As the former independent Congressman Justin Amash observes, “According to the CBO, Build Back Better increases deficits by $792 billion over the next 5 years. Spending is front-loaded and revenues (taxes) are back-loaded, so don’t count on it ever to balance. Instead, count on more debt, more resource misallocation, and more divisiveness.”
As the American Action Forum notes, the CBO found that “contrary to its proponents’ advertising, the bill is not fully paid for….the deficit effects are particularly pronounced in the first half of the decade. Specifically, the BBBA would increase federal borrowing by $792 billion between 2022 and 2026.”
The Build Back Better Act is likely to increase inflation somewhat over what it otherwise would be.
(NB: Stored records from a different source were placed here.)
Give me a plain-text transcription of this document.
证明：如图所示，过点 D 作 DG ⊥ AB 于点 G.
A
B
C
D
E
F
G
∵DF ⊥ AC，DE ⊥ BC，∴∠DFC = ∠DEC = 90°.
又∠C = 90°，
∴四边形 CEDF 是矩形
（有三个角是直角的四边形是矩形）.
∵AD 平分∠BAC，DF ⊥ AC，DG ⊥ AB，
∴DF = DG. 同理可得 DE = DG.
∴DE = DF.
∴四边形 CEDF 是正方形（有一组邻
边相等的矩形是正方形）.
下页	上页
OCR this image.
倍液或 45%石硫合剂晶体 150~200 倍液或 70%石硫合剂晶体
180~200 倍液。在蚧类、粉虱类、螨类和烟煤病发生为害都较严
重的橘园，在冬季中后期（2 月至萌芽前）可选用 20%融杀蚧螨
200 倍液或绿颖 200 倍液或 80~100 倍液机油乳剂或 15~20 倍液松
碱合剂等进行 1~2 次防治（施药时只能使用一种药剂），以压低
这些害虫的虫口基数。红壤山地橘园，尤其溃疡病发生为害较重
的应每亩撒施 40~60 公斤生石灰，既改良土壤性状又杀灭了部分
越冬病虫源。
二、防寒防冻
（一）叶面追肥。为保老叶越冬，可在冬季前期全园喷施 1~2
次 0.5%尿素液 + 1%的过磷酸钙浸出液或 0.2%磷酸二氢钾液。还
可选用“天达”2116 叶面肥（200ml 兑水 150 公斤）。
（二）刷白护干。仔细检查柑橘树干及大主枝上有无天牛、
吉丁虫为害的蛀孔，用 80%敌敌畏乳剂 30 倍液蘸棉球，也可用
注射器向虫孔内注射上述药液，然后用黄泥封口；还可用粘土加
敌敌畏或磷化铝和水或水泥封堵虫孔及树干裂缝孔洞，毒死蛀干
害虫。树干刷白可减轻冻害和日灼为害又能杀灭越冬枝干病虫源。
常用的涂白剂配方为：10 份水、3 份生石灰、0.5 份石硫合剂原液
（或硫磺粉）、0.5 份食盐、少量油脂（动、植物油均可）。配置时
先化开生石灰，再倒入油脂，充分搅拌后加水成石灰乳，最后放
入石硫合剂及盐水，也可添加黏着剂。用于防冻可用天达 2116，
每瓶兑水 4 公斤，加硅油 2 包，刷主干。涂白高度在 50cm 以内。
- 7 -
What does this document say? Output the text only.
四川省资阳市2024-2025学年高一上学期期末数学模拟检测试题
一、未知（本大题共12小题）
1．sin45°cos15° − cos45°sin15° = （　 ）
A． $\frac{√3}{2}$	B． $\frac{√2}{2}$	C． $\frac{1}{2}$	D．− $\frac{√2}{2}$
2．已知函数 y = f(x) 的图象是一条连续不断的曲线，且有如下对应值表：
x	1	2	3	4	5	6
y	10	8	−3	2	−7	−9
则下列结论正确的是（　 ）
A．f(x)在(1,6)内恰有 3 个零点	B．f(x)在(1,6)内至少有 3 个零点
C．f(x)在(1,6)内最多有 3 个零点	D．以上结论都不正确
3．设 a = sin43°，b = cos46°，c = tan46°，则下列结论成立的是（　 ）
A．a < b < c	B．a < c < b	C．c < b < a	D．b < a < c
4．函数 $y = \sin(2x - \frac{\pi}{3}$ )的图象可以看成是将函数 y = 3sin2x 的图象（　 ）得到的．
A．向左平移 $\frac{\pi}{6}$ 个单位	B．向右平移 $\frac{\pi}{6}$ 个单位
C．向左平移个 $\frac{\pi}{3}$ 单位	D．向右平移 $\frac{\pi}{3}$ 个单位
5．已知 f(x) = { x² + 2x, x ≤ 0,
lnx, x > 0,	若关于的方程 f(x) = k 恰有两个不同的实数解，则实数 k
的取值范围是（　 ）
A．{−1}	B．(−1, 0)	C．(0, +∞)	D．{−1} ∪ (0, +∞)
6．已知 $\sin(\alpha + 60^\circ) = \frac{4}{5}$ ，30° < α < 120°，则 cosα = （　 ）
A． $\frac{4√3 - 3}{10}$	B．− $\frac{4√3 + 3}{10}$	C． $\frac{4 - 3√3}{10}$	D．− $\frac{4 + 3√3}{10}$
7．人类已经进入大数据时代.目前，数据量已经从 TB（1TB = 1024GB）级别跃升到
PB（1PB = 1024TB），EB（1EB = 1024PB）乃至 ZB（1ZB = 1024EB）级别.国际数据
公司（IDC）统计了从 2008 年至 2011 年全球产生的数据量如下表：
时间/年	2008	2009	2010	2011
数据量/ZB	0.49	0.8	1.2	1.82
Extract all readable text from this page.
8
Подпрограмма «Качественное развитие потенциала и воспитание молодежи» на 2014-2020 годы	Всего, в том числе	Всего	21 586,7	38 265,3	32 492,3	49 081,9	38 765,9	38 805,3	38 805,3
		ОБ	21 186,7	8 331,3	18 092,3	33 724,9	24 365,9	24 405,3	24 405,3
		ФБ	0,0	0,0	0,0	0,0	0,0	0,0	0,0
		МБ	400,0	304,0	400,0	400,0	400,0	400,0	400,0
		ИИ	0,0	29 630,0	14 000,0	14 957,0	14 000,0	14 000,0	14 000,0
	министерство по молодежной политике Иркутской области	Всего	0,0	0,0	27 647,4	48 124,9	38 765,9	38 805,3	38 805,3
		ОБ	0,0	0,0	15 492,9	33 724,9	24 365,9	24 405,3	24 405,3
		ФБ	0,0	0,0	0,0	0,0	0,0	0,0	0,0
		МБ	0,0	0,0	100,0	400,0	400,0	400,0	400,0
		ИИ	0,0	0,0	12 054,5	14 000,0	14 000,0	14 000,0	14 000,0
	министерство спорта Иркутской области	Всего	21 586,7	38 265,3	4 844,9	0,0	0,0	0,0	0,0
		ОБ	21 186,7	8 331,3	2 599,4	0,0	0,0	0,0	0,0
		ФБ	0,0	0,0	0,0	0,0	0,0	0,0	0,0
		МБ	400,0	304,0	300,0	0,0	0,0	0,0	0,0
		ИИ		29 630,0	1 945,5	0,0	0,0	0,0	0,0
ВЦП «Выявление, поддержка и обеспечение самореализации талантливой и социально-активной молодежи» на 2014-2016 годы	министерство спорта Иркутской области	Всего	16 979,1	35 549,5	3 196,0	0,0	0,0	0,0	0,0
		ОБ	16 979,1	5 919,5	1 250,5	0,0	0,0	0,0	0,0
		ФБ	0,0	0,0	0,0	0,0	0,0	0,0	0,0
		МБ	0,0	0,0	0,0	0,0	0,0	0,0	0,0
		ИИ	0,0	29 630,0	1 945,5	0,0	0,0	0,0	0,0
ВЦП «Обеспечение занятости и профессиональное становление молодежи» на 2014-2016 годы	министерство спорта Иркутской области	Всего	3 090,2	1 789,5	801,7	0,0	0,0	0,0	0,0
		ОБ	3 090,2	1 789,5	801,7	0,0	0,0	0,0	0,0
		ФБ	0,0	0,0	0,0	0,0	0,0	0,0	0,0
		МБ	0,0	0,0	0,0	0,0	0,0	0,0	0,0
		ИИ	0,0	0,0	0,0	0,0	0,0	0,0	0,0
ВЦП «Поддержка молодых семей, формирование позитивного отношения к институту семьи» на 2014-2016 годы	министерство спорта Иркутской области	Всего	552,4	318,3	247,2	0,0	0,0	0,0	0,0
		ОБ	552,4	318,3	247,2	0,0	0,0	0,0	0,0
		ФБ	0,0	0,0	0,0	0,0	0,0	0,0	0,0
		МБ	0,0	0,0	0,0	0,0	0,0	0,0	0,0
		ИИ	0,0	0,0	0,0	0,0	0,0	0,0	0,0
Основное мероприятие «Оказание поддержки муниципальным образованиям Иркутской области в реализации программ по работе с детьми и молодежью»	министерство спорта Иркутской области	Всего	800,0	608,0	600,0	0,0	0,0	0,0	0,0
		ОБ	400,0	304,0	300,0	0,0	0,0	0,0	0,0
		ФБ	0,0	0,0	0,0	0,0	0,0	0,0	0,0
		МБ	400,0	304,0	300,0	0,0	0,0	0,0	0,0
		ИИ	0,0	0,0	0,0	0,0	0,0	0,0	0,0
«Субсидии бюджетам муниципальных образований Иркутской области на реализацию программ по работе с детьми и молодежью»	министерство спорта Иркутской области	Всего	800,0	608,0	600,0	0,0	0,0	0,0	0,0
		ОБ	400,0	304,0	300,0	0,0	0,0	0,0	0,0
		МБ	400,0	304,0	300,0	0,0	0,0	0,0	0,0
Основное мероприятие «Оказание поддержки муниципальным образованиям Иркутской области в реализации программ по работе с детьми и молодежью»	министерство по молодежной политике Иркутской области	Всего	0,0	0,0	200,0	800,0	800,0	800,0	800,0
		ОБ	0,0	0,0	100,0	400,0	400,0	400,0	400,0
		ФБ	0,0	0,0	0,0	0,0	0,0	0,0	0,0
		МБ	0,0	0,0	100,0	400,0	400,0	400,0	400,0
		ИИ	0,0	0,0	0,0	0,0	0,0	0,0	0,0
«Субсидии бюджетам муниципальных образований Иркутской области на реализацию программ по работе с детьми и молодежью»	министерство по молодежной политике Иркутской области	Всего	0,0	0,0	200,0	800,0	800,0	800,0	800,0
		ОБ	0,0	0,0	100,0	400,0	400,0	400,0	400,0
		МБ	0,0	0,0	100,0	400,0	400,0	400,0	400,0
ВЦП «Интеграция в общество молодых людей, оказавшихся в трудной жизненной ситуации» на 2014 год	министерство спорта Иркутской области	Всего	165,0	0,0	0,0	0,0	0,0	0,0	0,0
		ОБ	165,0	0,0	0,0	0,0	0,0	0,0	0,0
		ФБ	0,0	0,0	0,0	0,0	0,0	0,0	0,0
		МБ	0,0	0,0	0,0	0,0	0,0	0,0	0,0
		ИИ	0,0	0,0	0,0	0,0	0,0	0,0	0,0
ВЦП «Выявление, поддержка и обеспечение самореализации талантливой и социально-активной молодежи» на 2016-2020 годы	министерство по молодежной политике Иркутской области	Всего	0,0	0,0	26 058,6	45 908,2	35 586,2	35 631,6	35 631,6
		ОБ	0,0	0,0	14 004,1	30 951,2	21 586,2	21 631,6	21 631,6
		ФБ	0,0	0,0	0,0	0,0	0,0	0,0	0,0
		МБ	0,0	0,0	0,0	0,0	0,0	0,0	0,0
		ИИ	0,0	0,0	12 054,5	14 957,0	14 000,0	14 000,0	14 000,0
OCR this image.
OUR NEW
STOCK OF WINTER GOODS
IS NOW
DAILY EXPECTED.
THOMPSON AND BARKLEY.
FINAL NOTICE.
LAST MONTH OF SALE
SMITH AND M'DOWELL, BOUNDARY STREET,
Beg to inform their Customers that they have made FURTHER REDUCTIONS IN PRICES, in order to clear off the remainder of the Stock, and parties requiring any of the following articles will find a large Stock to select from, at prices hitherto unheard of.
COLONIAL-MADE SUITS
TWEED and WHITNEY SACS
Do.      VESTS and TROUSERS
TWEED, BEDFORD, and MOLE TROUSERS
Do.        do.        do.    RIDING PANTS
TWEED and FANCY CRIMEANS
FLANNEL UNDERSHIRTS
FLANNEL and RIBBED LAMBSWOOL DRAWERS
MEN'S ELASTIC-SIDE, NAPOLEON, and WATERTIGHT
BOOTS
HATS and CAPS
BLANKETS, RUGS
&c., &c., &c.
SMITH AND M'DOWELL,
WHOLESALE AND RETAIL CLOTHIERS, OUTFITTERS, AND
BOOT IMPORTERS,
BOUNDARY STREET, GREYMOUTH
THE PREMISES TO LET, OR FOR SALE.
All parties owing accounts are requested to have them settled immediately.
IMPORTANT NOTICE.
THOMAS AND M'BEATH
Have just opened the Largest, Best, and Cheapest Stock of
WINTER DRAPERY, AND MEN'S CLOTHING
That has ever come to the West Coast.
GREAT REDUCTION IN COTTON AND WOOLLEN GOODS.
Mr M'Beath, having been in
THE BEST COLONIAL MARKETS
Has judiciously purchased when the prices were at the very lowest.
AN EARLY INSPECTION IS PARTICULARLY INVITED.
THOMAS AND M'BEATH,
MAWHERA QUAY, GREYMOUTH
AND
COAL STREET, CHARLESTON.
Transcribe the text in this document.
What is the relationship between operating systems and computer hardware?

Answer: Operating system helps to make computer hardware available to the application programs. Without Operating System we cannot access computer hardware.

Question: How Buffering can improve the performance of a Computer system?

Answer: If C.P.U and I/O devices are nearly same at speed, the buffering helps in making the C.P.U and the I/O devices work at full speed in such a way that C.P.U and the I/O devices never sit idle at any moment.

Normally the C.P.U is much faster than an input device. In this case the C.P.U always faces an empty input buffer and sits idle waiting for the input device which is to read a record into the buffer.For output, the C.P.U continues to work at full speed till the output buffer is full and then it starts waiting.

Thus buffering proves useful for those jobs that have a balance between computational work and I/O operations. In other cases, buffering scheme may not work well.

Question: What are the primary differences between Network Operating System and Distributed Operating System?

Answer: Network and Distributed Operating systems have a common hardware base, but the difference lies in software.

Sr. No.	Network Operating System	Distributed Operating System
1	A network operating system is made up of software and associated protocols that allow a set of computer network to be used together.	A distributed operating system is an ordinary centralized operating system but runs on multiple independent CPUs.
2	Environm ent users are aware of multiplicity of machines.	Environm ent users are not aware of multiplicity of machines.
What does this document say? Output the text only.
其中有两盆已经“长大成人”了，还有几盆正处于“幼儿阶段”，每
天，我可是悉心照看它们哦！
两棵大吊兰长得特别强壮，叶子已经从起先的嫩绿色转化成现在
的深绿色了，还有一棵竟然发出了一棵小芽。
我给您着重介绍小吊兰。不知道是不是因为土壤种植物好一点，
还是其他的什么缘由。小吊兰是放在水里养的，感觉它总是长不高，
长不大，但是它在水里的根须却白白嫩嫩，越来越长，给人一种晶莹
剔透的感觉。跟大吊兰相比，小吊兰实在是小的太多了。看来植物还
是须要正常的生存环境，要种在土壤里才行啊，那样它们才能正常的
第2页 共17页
As the American Action Forum notes, “The upfront nature of the spending means that there will be a substantial fiscal pulse of $792 billion in the first 5 years, exacerbating inflationary pressures…[this] would, all else equal, exacerbate price increases.”
The Build Back Better Act contains many perverse incentives. It will stick large marriage penalties into the tax code. It will subject over a million prosperous married couples to higher tax rates than unmarried couples making the same income. “Marriage penalties in the proposed structure can total $130,200 annually in higher taxes” for some couples, says the Texas Public Policy Foundation.
It encourages out-of-wedlock births, by conditioning thousands of dollars worth of tax credits for low-income people on them not getting married. As CNBC explains, many low-income people could lose their earned-income tax credits if they marry: “a childless worker marrying someone with a kid may eliminate the benefit. It may also reduce what their spouse with a child would have received if they were single.” The Republican Study Committee notes that the bill “penalizes marriage: The bill would permanently double the EITC’s marriage penalty on childless worker benefits.”
It also discriminates against churches and religious communities. It specifically states that “eligible child care providers may not use funds for buildings or facilities that are used primarily for sectarian instruction or religious worship.”